Two critical security vulnerabilities have been discovered in the Fancy Product Designer premium plugin, a popular tool used for customizing WooCommerce products on WordPress websites. Despite the plugin’s extensive functionalities and wide user base of over 20,000 sales, it has been flagged for two serious flaws in its latest version, 6.4.3, as reported by Patchstack researchers.
The first vulnerability, an unauthenticated arbitrary file upload flaw (CVE-2024-51919), poses a grave risk as it allows unauthorized users to upload any type of file, including malicious PHP files, which could lead to remote code execution (RCE). The vulnerability is rooted in the save_remote_file and fpd_admin_copy_file functions, which lack adequate input validation measures, enabling unrestricted file uploads.
The second vulnerability identified in the Fancy Product Designer plugin is an unauthenticated SQL injection bug (CVE-2024-51818), which grants malicious actors the ability to execute SQL queries directly on the underlying WordPress database.

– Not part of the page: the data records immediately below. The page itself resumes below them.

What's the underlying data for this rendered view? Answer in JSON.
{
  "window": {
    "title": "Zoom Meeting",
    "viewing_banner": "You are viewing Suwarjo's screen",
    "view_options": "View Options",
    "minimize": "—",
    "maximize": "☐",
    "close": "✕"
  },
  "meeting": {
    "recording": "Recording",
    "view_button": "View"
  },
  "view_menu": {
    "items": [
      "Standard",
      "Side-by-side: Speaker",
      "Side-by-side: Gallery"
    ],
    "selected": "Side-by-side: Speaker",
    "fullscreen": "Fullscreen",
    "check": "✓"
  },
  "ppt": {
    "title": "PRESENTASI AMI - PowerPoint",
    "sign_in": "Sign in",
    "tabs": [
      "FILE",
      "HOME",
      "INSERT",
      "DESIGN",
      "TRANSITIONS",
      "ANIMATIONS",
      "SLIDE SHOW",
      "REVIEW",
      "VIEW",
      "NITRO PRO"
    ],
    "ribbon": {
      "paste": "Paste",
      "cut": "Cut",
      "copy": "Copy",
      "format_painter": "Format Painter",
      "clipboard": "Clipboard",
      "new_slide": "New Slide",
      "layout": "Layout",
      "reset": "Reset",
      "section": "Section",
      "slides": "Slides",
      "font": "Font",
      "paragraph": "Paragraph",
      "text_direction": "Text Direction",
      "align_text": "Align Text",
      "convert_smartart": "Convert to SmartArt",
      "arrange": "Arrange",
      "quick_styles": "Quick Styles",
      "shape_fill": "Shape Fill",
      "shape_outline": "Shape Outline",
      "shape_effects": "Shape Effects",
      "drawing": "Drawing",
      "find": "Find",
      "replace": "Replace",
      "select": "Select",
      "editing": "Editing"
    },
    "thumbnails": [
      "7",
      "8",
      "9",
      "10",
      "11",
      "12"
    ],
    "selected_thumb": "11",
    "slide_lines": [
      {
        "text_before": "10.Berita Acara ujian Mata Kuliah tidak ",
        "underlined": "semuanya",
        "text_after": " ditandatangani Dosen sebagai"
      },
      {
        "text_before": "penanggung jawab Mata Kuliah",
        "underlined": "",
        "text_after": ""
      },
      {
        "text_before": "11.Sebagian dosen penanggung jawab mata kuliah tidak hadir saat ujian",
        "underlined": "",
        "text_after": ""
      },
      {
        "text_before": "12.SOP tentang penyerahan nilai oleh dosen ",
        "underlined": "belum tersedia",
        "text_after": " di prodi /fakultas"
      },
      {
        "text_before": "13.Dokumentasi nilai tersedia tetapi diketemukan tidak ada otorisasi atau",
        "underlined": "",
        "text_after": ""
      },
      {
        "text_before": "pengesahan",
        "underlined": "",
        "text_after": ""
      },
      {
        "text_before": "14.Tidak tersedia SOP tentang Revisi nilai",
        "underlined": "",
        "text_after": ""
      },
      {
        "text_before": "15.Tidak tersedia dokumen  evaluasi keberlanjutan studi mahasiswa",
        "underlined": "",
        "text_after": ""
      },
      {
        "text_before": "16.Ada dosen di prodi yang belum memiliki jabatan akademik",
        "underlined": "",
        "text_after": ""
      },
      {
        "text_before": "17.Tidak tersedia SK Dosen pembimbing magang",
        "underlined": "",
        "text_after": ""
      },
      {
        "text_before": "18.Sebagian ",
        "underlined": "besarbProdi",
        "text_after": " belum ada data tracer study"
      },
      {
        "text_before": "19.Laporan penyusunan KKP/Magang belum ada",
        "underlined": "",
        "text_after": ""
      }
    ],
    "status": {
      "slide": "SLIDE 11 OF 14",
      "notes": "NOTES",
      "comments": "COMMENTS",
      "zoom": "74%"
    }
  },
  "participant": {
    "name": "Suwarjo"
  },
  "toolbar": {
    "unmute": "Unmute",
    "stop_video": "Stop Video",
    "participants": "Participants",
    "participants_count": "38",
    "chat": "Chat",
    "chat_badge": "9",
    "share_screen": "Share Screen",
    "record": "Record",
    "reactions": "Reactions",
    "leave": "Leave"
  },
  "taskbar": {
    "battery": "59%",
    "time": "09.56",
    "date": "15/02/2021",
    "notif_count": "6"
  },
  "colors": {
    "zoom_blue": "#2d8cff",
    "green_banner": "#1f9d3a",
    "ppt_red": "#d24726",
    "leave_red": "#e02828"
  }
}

This vulnerability stems from the get_products_sql_attrs function, which fails to properly sanitize user inputs, relying on the ineffective strip_tags function instead, leaving the plugin susceptible to SQL injection attacks.
Despite attempts by Patchstack researchers to notify the plugin vendor, Radykal, about these vulnerabilities on March 18, 2024, there has been no response or action taken to address the issues. Consequently, the vulnerabilities were publicly disclosed on January 8, 2025, exposing WordPress websites using the Fancy Product Designer plugin to potential exploitation by threat actors.
In response to these security risks, website administrators are strongly advised to deactivate or completely remove the Fancy Product Designer plugin from their WordPress installations until a security patch is released by the vendor. Additionally, security experts recommend implementing certain best practices for developers to mitigate similar vulnerabilities in their plugins:
– Thoroughly validate all file uploads by checking both the filename and extension
– Use whitelisting to allow only specified file types for upload
– Adopt prepared statements for SQL queries to prevent SQL injection attacks
– Properly sanitize and escape all user inputs to prevent code injection vulnerabilities
Furthermore, conducting regular code audits and staying proactive in addressing security concerns can help developers enhance the overall security posture of their WordPress plugins and reduce the risk of exploitable vulnerabilities being present in their codebase.
In conclusion, the identification of critical vulnerabilities in the Fancy Product Designer plugin underscores the importance of prioritizing security in plugin development and usage within the WordPress ecosystem. By following recommended security practices and promptly addressing reported vulnerabilities, developers and website administrators can better safeguard their online platforms against potential cyber threats and data breaches.